Una platea gremita ha accolto il 22 maggio, al St. Jean’s Theatre di New York, la prima mondiale di Rossini Perduto, nuova opera in tre atti musicata da David Winkler, su libretto di Luigi Ballerini e per la regia di Stefanos Koroneos. C’eravamo anche noi nella cornice del teatro incastonato tra le residenze dell’Upper East Side, testimoni di una rappresentazione sensazionale che ha trasformato un episodio marginale della storia dell’opera in un’esplorazione visionaria del genio creativo, delle occasioni perdute e del potere immaginifico della scena.
Rossini Perduto nasce da una cena realmente avvenuta nel 1849 tra Gioachino Rossini e Alexandre Dumas. Da quell’incontro, come racconta lo stesso Dumas nei suoi feuilleton, scaturì il progetto di un’opera – Les Étudiants de Boulogne (Gli studenti di Bologna) – mai realizzata a causa di un commensale che non ha mai consegnato a Rossini gli appunti della discussione. Da questo dettaglio dimenticato, Ballerini e Winkler hanno costruito un’opera che riflette sul non detto, sul non fatto, e sul senso stesso della creazione artistica.
Il lavoro si apre con un primo atto metateatrale, nel quale una serie di figure – tra cui la moglie di Rossini, Ludwig van Beethoven e Richard Wagner – rimproverano il compositore per la sua inattività. L’atmosfera è tesa, surreale, ironica. Ma è nel secondo atto che il pubblico viene trasportato nella famosa cena, ricostruita come una scena da commedia brillante, dove il dialogo tra Rossini e Dumas è trattato con affetto, e un pizzico di malinconia. Il terzo atto, infine, mette in scena l’opera mai composta, offrendo al pubblico ciò che la storia aveva negato.
Koroneos, regista e scenografo, ha scelto un’estetica visiva potente, ispirata a Metropolis di Fritz Lang: scenografie in bianco e nero, forti contrasti, proiezioni e luci taglienti, che danno vita a uno spazio sospeso tra cinema e teatro. La sua regia rifugge il realismo e si affida a una drammaturgia dell’immagine: figure stilizzate, gesti amplificati, movimenti geometrici che rimandano più al teatro espressionista che all’opera lirica tradizionale.
Per Winkler, newyorkese e compositore da sempre attratto dalla vocalità italiana, Rossini Perduto è stato un banco di prova linguistico e musicale. Il libretto, scritto in italiano, ha richiesto un’attenzione particolare alla prosodia e al ritmo, ma ha anche permesso una scrittura vocale fluida, che omaggia Rossini.
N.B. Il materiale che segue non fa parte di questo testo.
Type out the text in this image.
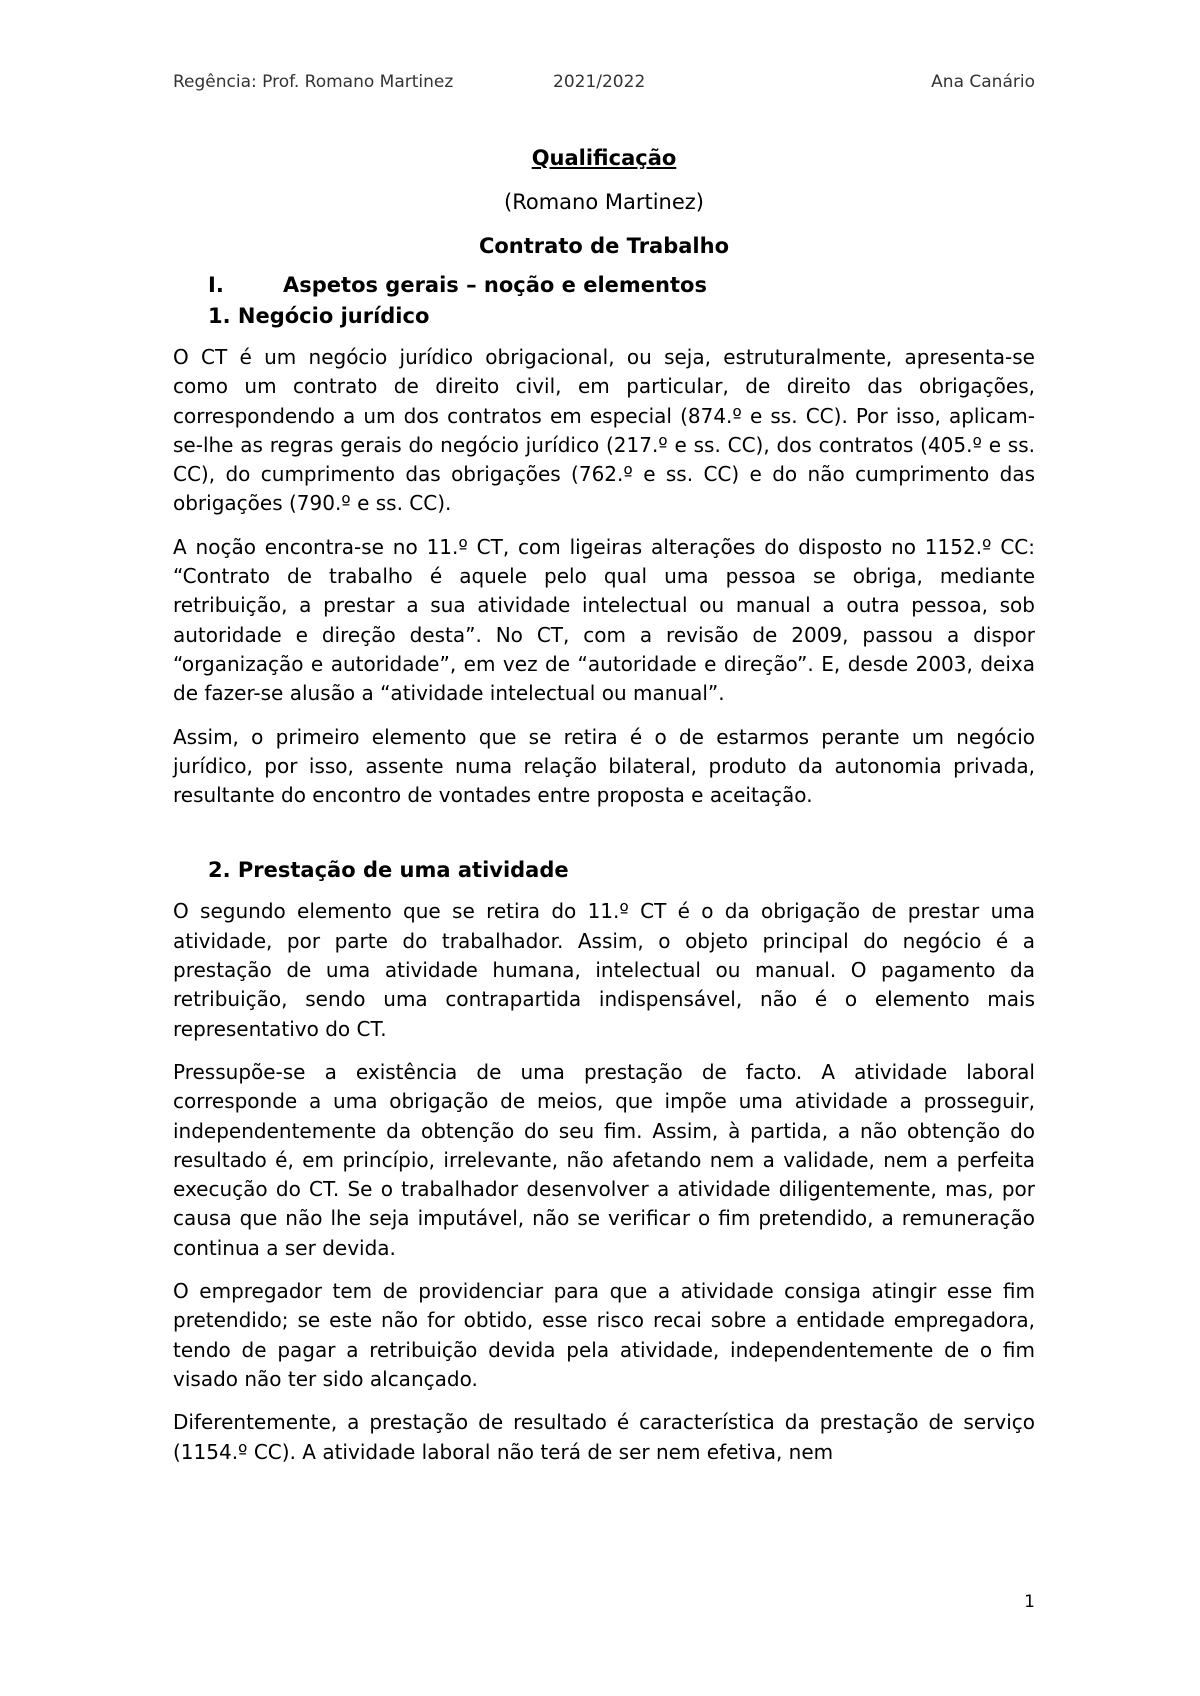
Regência: Prof. Romano Martinez	2021/2022	Ana Canário
Qualificação
(Romano Martinez)
Contrato de Trabalho
I.	Aspetos gerais – noção e elementos
1. Negócio jurídico

O CT é um negócio jurídico obrigacional, ou seja, estruturalmente, apresenta-se como um contrato de direito civil, em particular, de direito das obrigações, correspondendo a um dos contratos em especial (874.º e ss. CC). Por isso, aplicam-se-lhe as regras gerais do negócio jurídico (217.º e ss. CC), dos contratos (405.º e ss. CC), do cumprimento das obrigações (762.º e ss. CC) e do não cumprimento das obrigações (790.º e ss. CC).

A noção encontra-se no 11.º CT, com ligeiras alterações do disposto no 1152.º CC: “Contrato de trabalho é aquele pelo qual uma pessoa se obriga, mediante retribuição, a prestar a sua atividade intelectual ou manual a outra pessoa, sob autoridade e direção desta”. No CT, com a revisão de 2009, passou a dispor “organização e autoridade”, em vez de “autoridade e direção”. E, desde 2003, deixa de fazer-se alusão a “atividade intelectual ou manual”.

Assim, o primeiro elemento que se retira é o de estarmos perante um negócio jurídico, por isso, assente numa relação bilateral, produto da autonomia privada, resultante do encontro de vontades entre proposta e aceitação.

2. Prestação de uma atividade

O segundo elemento que se retira do 11.º CT é o da obrigação de prestar uma atividade, por parte do trabalhador. Assim, o objeto principal do negócio é a prestação de uma atividade humana, intelectual ou manual. O pagamento da retribuição, sendo uma contrapartida indispensável, não é o elemento mais representativo do CT.

Pressupõe-se a existência de uma prestação de facto. A atividade laboral corresponde a uma obrigação de meios, que impõe uma atividade a prosseguir, independentemente da obtenção do seu fim. Assim, à partida, a não obtenção do resultado é, em princípio, irrelevante, não afetando nem a validade, nem a perfeita execução do CT. Se o trabalhador desenvolver a atividade diligentemente, mas, por causa que não lhe seja imputável, não se verificar o fim pretendido, a remuneração continua a ser devida.

O empregador tem de providenciar para que a atividade consiga atingir esse fim pretendido; se este não for obtido, esse risco recai sobre a entidade empregadora, tendo de pagar a retribuição devida pela atividade, independentemente de o fim visado não ter sido alcançado.

Diferentemente, a prestação de resultado é característica da prestação de serviço (1154.º CC). A atividade laboral não terá de ser nem efetiva, nem

1
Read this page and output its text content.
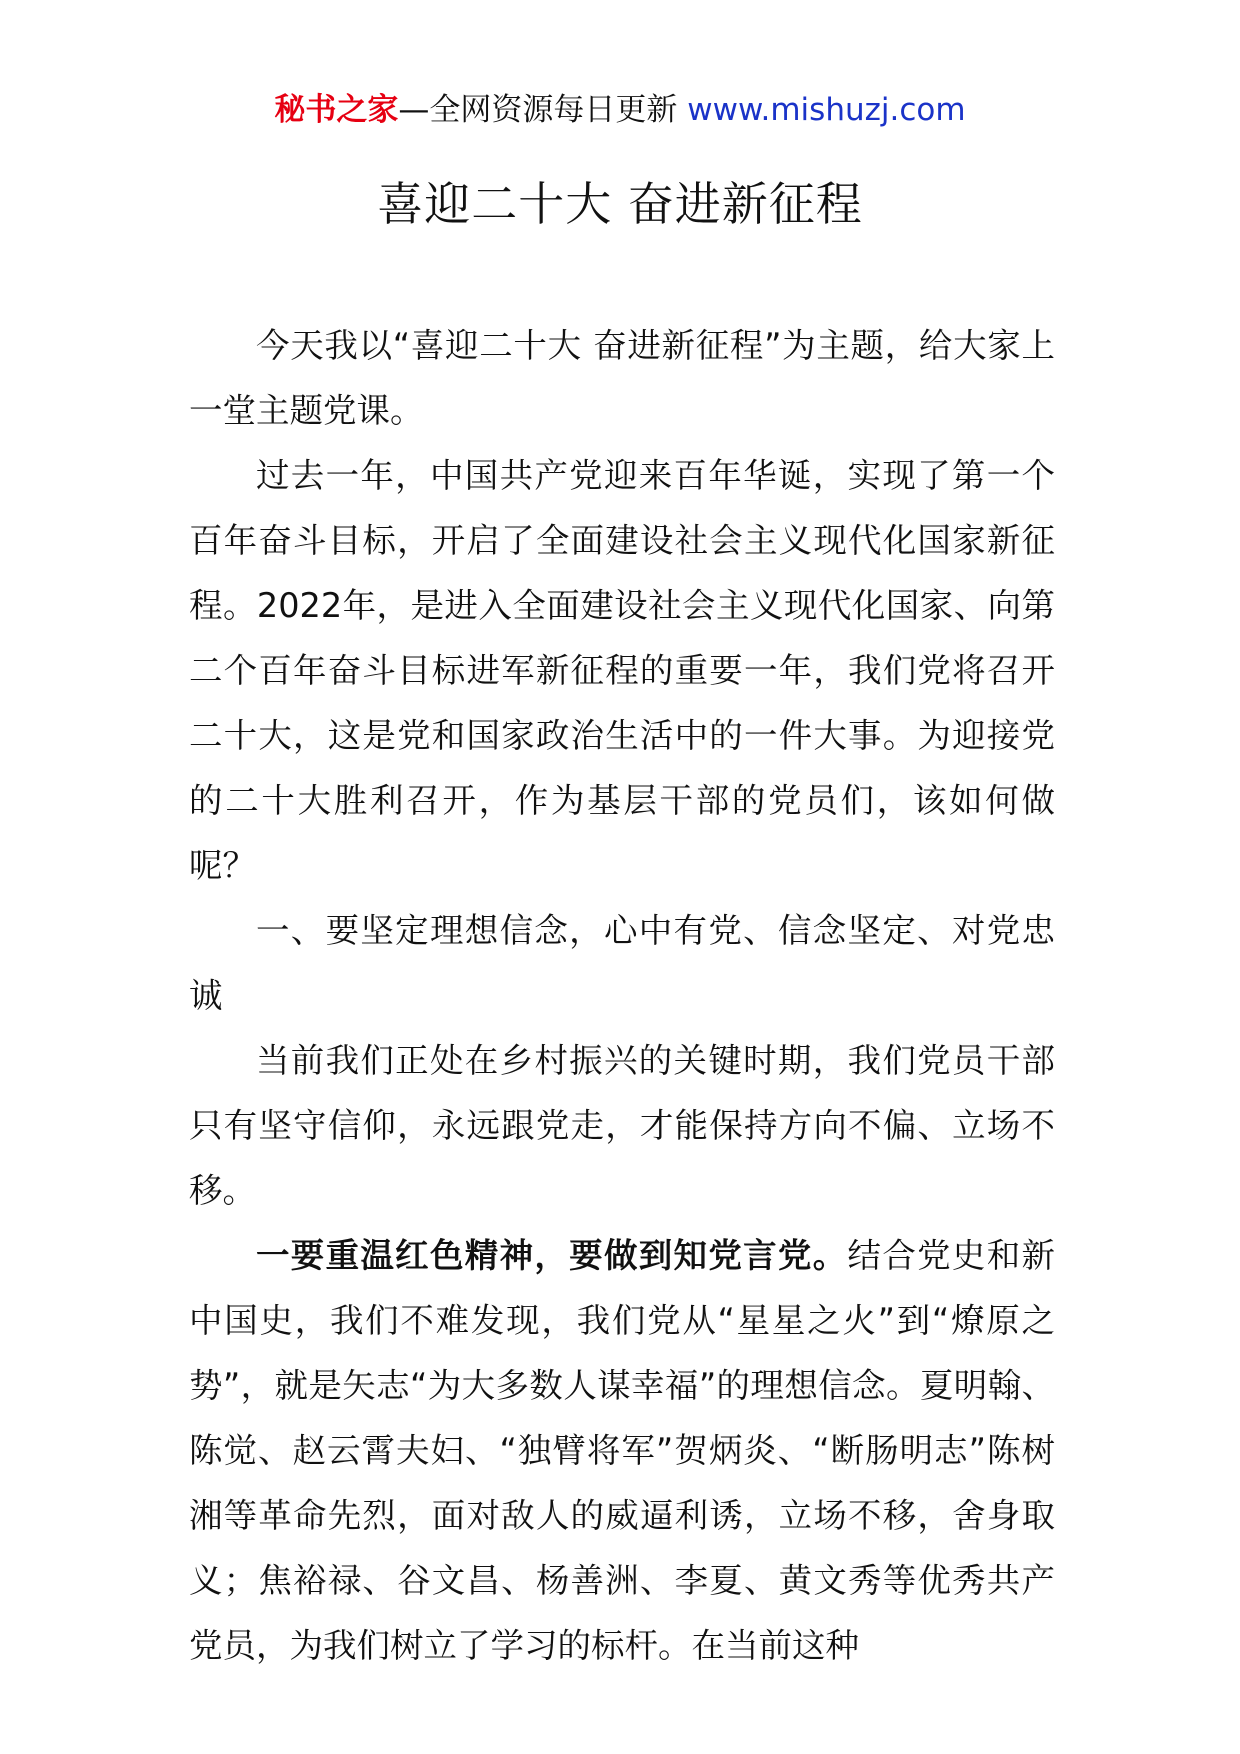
秘书之家—全网资源每日更新 www.mishuzj.com
喜迎二十大 奋进新征程

今天我以“喜迎二十大 奋进新征程”为主题，给大家上一堂主题党课。

过去一年，中国共产党迎来百年华诞，实现了第一个百年奋斗目标，开启了全面建设社会主义现代化国家新征程。2022年，是进入全面建设社会主义现代化国家、向第二个百年奋斗目标进军新征程的重要一年，我们党将召开二十大，这是党和国家政治生活中的一件大事。为迎接党的二十大胜利召开，作为基层干部的党员们，该如何做呢？

一、要坚定理想信念，心中有党、信念坚定、对党忠诚

当前我们正处在乡村振兴的关键时期，我们党员干部只有坚守信仰，永远跟党走，才能保持方向不偏、立场不移。

一要重温红色精神，要做到知党言党。结合党史和新中国史，我们不难发现，我们党从“星星之火”到“燎原之势”，就是矢志“为大多数人谋幸福”的理想信念。夏明翰、陈觉、赵云霄夫妇、“独臂将军”贺炳炎、“断肠明志”陈树湘等革命先烈，面对敌人的威逼利诱，立场不移，舍身取义；焦裕禄、谷文昌、杨善洲、李夏、黄文秀等优秀共产党员，为我们树立了学习的标杆。在当前这种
L’orchestrazione – affidata alla Long Island Concert Orchestra diretta da Enrico Fagone – alterna momenti cameristici e impennate sinfoniche, riflettendo la struttura a scatole cinesi dell’opera.
Nel 2025 ricorrono i duecento anni dalla prima rappresentazione operistica a New York, Il Barbiere di Siviglia di Rossini. Un omaggio dichiarato e affettuoso, che in Rossini Perduto diventa anche una riflessione sul tempo, la memoria e il lascito dei grandi compositori. A chiudere l’opera, una citazione di Ezra Pound scelta da Ballerini: «Aver fatto invece di non fare non è vanità».